What can you do in a situation like this? Certainly there are alerts that are critical and need to be addressed right away, aren’t there? There are, but they are probably few. Making the decision about which items are important enough to review daily can be hard. I’ve typically only wanted critical alerts for backup tasks (after some retry) and privileged security alterations (add/change/remove sysadmin/securityadmin/processadmin/serveradmin). Those are items I need to take action on. Most other items, such as failed index rebuilds, job schedule changes, configuration alterations, I just want to capture and log.
In one of the SQLskills newsletters recently, Paul wrote about an issue where replication settings had changed. The distributor had gone from 72 hours to 72 days, resulting in memory pressure for the workload. While I know this is a problem, is this the type of alert you’d define as critical? I’m not sure I would. In fact, this is the type of alert I’d want logged as a set of changes on this system so that I could review it when it seems that the system is not running as smoothly as it otherwise might be. In fact, this is the type of problem I’d hope I’d catch through performance monitoring, which might pro-actively catch performance degradation that would lead a DBA to review changes and metrics before a user reported the situation.
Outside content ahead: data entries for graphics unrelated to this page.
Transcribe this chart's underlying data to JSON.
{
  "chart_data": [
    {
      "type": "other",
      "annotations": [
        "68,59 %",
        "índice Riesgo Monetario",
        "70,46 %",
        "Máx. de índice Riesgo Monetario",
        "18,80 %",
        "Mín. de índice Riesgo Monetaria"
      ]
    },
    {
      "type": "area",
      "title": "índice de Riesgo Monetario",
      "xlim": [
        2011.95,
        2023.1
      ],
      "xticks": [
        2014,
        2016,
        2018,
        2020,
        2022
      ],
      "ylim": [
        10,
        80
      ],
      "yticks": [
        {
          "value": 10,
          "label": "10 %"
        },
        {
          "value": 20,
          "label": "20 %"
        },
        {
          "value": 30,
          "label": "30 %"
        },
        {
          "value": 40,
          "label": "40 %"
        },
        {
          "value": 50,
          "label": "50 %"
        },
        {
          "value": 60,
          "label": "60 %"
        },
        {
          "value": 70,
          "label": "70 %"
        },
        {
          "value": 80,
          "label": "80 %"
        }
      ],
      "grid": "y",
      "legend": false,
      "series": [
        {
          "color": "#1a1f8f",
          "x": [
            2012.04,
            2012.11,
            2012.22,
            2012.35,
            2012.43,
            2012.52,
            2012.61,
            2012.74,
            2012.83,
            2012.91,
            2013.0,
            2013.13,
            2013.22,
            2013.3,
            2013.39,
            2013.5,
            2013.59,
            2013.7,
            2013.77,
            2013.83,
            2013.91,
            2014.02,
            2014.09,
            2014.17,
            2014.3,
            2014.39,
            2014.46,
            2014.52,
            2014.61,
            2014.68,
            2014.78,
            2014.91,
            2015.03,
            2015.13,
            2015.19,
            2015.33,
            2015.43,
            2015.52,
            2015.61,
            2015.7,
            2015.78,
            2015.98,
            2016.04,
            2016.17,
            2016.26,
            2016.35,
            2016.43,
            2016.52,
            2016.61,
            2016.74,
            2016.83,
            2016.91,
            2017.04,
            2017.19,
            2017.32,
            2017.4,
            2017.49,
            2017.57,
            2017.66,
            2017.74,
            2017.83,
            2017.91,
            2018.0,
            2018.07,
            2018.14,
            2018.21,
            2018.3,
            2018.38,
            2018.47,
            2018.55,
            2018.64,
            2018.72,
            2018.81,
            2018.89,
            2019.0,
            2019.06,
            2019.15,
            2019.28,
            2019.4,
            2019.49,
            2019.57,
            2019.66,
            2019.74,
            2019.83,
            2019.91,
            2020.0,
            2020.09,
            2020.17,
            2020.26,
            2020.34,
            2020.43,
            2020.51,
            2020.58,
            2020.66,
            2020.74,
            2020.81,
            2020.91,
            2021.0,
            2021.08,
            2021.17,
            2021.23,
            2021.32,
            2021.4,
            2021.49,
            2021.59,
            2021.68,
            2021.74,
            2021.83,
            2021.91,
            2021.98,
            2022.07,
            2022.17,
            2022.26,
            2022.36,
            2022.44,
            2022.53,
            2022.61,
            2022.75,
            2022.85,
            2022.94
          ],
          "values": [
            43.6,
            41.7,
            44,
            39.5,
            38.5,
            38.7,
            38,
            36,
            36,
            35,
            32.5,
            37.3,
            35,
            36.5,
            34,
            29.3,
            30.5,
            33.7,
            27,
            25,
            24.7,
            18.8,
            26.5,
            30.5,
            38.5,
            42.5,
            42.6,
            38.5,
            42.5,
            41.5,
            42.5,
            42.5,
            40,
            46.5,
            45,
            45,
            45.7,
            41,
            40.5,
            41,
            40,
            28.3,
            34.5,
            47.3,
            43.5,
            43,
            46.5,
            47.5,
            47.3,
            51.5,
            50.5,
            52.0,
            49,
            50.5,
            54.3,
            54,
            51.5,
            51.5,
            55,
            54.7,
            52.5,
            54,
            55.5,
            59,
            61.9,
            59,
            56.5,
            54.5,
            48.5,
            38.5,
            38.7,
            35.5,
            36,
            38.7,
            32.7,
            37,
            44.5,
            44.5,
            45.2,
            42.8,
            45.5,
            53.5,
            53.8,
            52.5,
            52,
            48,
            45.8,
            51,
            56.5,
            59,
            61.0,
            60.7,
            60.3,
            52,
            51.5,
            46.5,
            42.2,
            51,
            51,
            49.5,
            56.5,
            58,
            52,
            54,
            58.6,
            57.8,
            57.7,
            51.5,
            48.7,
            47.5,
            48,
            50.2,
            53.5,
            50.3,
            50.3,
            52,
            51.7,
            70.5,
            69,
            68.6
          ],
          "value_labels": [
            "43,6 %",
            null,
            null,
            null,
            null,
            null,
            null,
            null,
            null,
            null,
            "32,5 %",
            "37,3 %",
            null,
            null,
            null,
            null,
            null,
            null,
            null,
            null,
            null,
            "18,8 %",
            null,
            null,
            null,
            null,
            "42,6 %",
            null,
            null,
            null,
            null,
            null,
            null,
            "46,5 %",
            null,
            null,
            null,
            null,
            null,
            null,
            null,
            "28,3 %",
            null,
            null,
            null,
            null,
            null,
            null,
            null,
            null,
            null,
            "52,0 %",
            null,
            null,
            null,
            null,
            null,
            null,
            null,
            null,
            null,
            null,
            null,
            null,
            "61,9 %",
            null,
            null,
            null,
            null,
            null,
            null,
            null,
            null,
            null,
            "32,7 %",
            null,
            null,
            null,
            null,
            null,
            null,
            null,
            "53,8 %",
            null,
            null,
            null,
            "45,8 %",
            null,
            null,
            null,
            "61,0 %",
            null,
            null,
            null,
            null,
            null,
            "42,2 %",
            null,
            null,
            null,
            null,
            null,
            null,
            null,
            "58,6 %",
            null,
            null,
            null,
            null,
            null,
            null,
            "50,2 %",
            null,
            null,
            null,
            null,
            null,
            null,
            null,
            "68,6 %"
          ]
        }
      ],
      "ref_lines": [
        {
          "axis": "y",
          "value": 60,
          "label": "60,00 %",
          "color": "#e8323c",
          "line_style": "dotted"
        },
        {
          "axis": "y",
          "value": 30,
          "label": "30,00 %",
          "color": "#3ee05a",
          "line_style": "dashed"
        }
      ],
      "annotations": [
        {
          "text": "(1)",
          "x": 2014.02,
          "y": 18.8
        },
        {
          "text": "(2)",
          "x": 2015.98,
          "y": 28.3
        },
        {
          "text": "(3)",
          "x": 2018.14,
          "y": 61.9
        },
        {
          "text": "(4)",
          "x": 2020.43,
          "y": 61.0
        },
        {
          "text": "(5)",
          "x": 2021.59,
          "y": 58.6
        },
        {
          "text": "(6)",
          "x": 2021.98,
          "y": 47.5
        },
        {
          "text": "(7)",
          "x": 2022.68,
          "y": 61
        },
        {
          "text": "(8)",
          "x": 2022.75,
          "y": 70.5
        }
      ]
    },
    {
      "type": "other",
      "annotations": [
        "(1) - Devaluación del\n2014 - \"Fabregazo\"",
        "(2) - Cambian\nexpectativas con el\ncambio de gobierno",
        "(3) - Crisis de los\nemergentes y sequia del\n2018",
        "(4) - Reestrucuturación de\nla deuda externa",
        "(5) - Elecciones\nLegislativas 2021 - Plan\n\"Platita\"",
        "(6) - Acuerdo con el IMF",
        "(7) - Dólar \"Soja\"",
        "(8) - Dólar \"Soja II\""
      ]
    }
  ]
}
Ultimately I want monitoring systems to help me find issues, and only notify me when I might need to take some action. To do this, the system might need to capture everything, but I want most of the items filtered until such time as the information might actually help me solve an issue. This takes some time to setup and tune as you discover holes in your monitoring, or you find that too much data is being passed on. Don’t be more afraid to add more data to capture, but be ruthless about removing extraneous notifications from the system. This is a case when too much information sent to the administrator is as bad as too little.